In this lesson, your tutor will help you go over this topic: body movements. First, go over the following vocabulary and expressions with your tutor. Read the word/expression and definition out loud, and your tutor will go over anything you do not understand. Practice creating a sentence or two to make sure you know how to use the word/expression properly.

Vocabulary/ Expressions

stretch (v) to move your arms, legs, and other body parts
When I get up in the morning, I always stretch my arms and legs.
bend (v) to move your body so it’s not straight
Sometimes people bend at the waist to exercise.
crawl (v) to move on your hands and knees
I had to crawl through the hole.
jump (v) to push your body upward into the air or over something
Can you jump over the water
wave (v) to raise your hand and move it side to side
I had to wave my hand to get your attention.
lean (v) to move the top part of the body in one direction or against something
Lean your head back and rest.
catch (v) to use your hands to stop and hold something
Are you ready to catch the ball?
throw (v) to send something through the air with your hand
Throw the ball to me.
pick up (v – phrase) to grab a hold of something or remove from the floor
Pick up your pen and start writing.
put down (v – phrase) to lay an object in your hand somewhere
Put down your pen when you finish the test.

Conversation

Use the following questions as a guideline to form an interesting conversation with your tutor. Feel free to diverge from these suggestions if anything interesting comes up.

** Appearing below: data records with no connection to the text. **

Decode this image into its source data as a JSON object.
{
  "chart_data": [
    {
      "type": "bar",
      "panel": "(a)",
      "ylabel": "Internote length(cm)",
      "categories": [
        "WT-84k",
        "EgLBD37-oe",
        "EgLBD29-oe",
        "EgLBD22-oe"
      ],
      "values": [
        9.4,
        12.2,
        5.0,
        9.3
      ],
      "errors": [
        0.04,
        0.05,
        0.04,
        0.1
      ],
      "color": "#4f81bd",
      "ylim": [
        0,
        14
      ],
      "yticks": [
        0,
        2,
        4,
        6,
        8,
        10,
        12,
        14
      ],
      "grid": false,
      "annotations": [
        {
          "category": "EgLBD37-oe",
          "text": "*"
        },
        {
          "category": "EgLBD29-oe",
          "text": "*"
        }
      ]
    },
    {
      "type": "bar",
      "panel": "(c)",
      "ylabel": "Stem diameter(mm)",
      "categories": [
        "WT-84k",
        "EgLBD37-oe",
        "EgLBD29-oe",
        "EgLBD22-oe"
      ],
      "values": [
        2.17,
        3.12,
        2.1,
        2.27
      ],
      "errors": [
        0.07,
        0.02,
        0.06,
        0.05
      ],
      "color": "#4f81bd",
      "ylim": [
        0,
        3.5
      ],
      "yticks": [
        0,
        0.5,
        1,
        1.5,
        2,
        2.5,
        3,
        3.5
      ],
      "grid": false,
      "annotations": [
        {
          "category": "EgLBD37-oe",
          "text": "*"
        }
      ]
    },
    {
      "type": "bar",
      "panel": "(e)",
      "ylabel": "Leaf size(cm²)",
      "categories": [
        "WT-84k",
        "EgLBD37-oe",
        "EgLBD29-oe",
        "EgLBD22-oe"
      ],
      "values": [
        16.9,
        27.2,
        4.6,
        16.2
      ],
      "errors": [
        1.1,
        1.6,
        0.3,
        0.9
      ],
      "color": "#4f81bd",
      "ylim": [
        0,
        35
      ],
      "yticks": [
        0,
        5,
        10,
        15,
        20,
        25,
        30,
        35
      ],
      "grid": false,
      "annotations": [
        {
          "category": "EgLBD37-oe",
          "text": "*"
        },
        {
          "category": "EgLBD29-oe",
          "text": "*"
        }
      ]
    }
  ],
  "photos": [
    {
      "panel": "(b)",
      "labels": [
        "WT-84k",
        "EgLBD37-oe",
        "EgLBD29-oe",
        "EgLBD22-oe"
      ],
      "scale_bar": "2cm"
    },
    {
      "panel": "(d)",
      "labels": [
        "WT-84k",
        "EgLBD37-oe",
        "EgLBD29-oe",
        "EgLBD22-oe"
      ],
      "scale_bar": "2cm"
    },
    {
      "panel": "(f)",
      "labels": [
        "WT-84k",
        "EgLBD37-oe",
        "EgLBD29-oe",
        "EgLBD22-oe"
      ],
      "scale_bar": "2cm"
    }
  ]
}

  1. Is it important to move our bodies? Why or why not?
  2. What are some other body movement verbs?
  3. Give me an example of someone who crawls.
  4. What are some sports where players throw?
  5. What are some things people lean on?
  6. When do people wave?
  7. When do people stretch?
  8. Tell me some things people pick up.
  9. Tell me some things people put down.
  10. When do people jump?

Wrap-up

Go over any new expressions or vocabulary that you learned today.